Almist every structural element of Western education, on all levels, militates against humane learning. 

Excerpt from my Sent folder: quarantine and quizzes

Hello friends,

A handful of you have told me that you’ll need to be quarantined for a while — I’m sorry to hear it. Here’s hoping for clean tests and a quick return!

If you find yourself in this situation, here’s what you need to do:

  1. Email me to let me know at least a couple of hours before each class you will miss. Please do so even if you have already emailed me. I get torrential downpours of email and things can get swept away by the tides.
  2. Give your email a useful subject line, like “HEADS UP: ABSENCE FROM CLASS.”
  3. Just as class begins, check your email to see if there is a reading quiz. If there is, then take the usual allotted time — one minute per question — to answer, and simply reply to the email. Then, as we go over the quiz in class, grade it as usual and send me another reply with your grade.
  4. Then open up Zoom and join the meeting I have invited you to. I’ll usually send the invite while people are taking the quiz, but if there is no quiz then I’ll send the invite just before class begins.

A couple of additional notes.

Please do not cheat on your quizzes. Last semester when I had to administer email quizzes several people confessed to me that they had cheated. For this reason, I won’t accept quizzes if they are timestamped more than a minute or two beyond the allotted time.

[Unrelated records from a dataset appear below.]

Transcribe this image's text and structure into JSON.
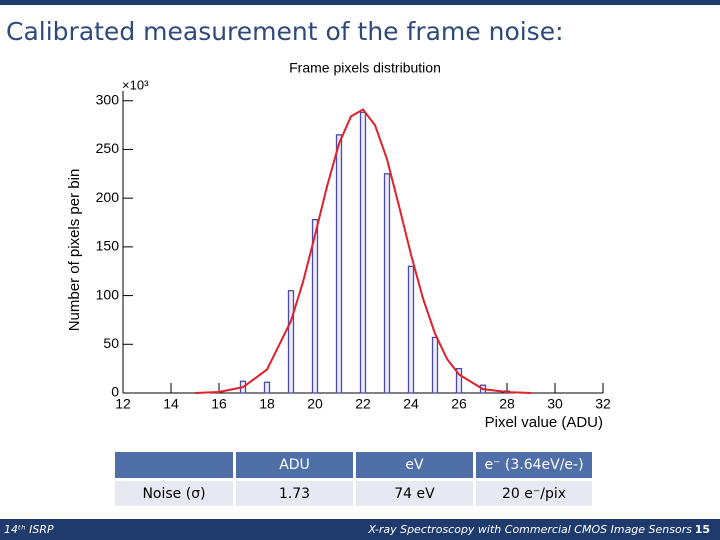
{
  "slide_title": "Calibrated measurement of the frame noise:",
  "chart_data": {
    "type": "bar",
    "title": "Frame pixels distribution",
    "x_label": "Pixel value (ADU)",
    "y_label": "Number of pixels per bin",
    "y_scale_label": "×10³",
    "x": [
      17,
      18,
      19,
      20,
      21,
      22,
      23,
      24,
      25,
      26,
      27,
      28
    ],
    "values": [
      12,
      11,
      105,
      178,
      265,
      288,
      225,
      130,
      57,
      25,
      8,
      2
    ],
    "color": "#4a4aa8",
    "fit": {
      "x": [
        15,
        16,
        17,
        18,
        19,
        19.5,
        20,
        20.5,
        21,
        21.5,
        22,
        22.5,
        23,
        23.5,
        24,
        24.5,
        25,
        25.5,
        26,
        27,
        28,
        29
      ],
      "values": [
        0,
        1,
        6,
        24,
        74,
        114,
        162,
        212,
        256,
        284,
        291,
        275,
        240,
        192,
        142,
        97,
        61,
        35,
        19,
        4,
        1,
        0
      ],
      "color": "#e0202a"
    },
    "xlim": [
      12,
      32
    ],
    "xticks": [
      12,
      14,
      16,
      18,
      20,
      22,
      24,
      26,
      28,
      30,
      32
    ],
    "ylim": [
      0,
      310
    ],
    "yticks": [
      0,
      50,
      100,
      150,
      200,
      250,
      300
    ]
  },
  "table": {
    "header": [
      "ADU",
      "eV",
      "e⁻ (3.64eV/e-)"
    ],
    "rows": [
      [
        "Noise (σ)",
        "1.73",
        "74 eV",
        "20 e⁻/pix"
      ]
    ]
  },
  "footer": {
    "left": "14ᵗʰ ISRP",
    "center": "X-ray Spectroscopy with Commercial CMOS Image Sensors",
    "page": "15"
  }
}
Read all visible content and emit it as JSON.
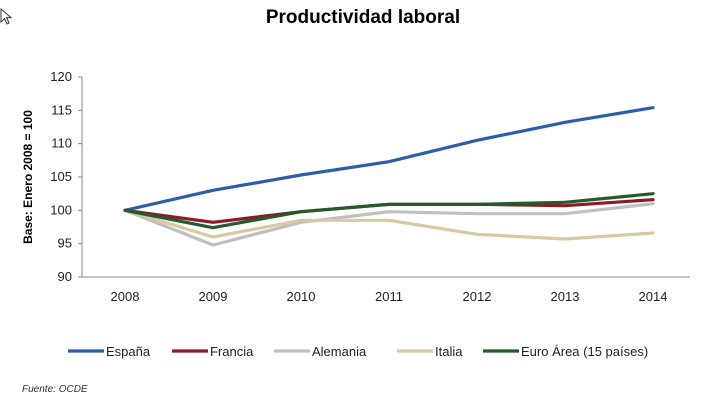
{
  "chart_data": {
    "type": "line",
    "title": "Productividad laboral",
    "ylabel": "Base: Enero 2008 = 100",
    "xlabel": "",
    "x": [
      "2008",
      "2009",
      "2010",
      "2011",
      "2012",
      "2013",
      "2014"
    ],
    "ylim": [
      90,
      120
    ],
    "yticks": [
      "90",
      "95",
      "100",
      "105",
      "110",
      "115",
      "120"
    ],
    "grid": false,
    "legend_position": "bottom",
    "series": [
      {
        "name": "España",
        "color": "#2f5ea8",
        "values": [
          100,
          103,
          105.3,
          107.3,
          110.5,
          113.2,
          115.4
        ]
      },
      {
        "name": "Francia",
        "color": "#8b1a2b",
        "values": [
          100,
          98.2,
          99.8,
          100.9,
          100.9,
          100.7,
          101.6
        ]
      },
      {
        "name": "Alemania",
        "color": "#c0c0c0",
        "values": [
          100,
          94.8,
          98.2,
          99.8,
          99.5,
          99.5,
          101
        ]
      },
      {
        "name": "Italia",
        "color": "#d8c9a3",
        "values": [
          100,
          96,
          98.5,
          98.5,
          96.4,
          95.7,
          96.6
        ]
      },
      {
        "name": "Euro Área (15 países)",
        "color": "#245a2c",
        "values": [
          100,
          97.4,
          99.8,
          100.9,
          100.9,
          101.2,
          102.5
        ]
      }
    ],
    "source": "Fuente: OCDE"
  }
}
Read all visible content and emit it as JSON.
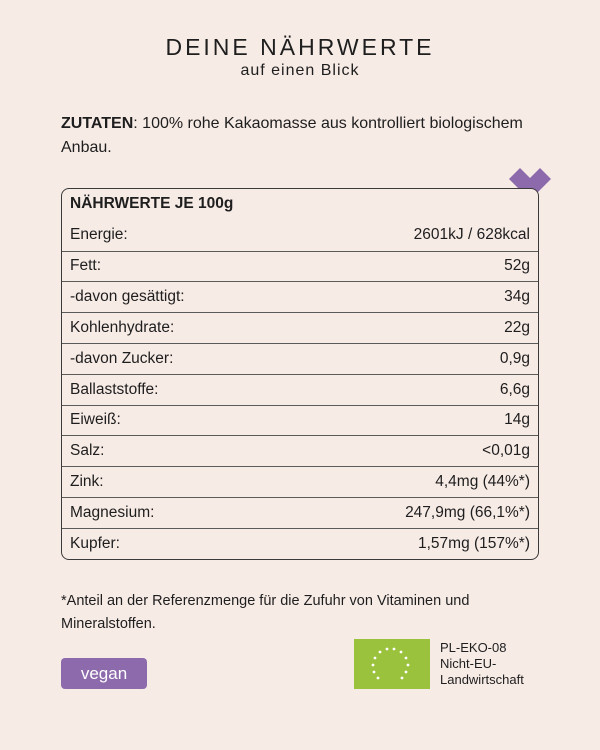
{
  "header": {
    "title": "DEINE NÄHRWERTE",
    "subtitle": "auf einen Blick"
  },
  "ingredients": {
    "label": "ZUTATEN",
    "text": ": 100% rohe Kakaomasse aus kontrolliert biologischem Anbau."
  },
  "nutrition": {
    "heading": "NÄHRWERTE JE 100g",
    "rows": [
      {
        "name": "Energie:",
        "value": "2601kJ / 628kcal"
      },
      {
        "name": "Fett:",
        "value": "52g"
      },
      {
        "name": "-davon gesättigt:",
        "value": "34g"
      },
      {
        "name": "Kohlenhydrate:",
        "value": "22g"
      },
      {
        "name": "-davon Zucker:",
        "value": "0,9g"
      },
      {
        "name": "Ballaststoffe:",
        "value": "6,6g"
      },
      {
        "name": "Eiweiß:",
        "value": "14g"
      },
      {
        "name": "Salz:",
        "value": "<0,01g"
      },
      {
        "name": "Zink:",
        "value": "4,4mg (44%*)"
      },
      {
        "name": "Magnesium:",
        "value": "247,9mg (66,1%*)"
      },
      {
        "name": "Kupfer:",
        "value": "1,57mg (157%*)"
      }
    ]
  },
  "footnote": "*Anteil an der Referenzmenge für die Zufuhr von Vitaminen und Mineralstoffen.",
  "badge": {
    "label": "vegan",
    "color": "#8d6aab"
  },
  "organic": {
    "code": "PL-EKO-08",
    "line2": "Nicht-EU-",
    "line3": "Landwirtschaft",
    "logo_color": "#9ac23c",
    "icon": "eu-organic-leaf-icon"
  },
  "accent": {
    "heart_color": "#8d6aab",
    "background": "#f7ebe6"
  }
}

Finally, if you are ill or otherwise indisposed, please do not ask me to add you to the Zoom list. If you want to get a friend to Zoom you in, you may, but otherwise let’s treat illness just the way we did before Zoom was invented. That is, some days you don’t feel well and miss class, after which you get notes from friends, etc.

I’m actually rather concerned about the problems the use of Zoom creates, and I’m not sure what I am going to do in the future. Allowing people to Zoom into class whenever they feel like it creates many bad incentives: the incentive not to participate fully in class, the incentive to pay more attention to your messages app than to the books we’re discussing, the incentive to cheat on quizzes. I’m afraid that the widespread use of Zoom will force me to change methods of teaching I’ve developed over the past thirty-eight years, and that makes me a little sad, because I think the methods I’ve developed really help you to learn.

Blessings to all,

AJ

MOOCs are a kind of entertainment media. We are living in an age of para-educationalism: TED Talks, “big idea” books, and the professional lecture circuit have reconfigured the place of ideas (of a certain kind) in the media mainstream. Flattery, attention, the appeal of celebrity, the aspiration to become a member of a certain community, and other triumphs of personality have become the currency of thinking, even as anti-intellectualism remains ascendant. MOOCs buttress this situation, one in which the professor is meant to become an entertainer more than an educator or a researcher. The fact that MOOC proponents have even toyed with the idea of hiring actors to present video lectures only underscores the degree to which MOOCs aspire to reinvent education as entertainment.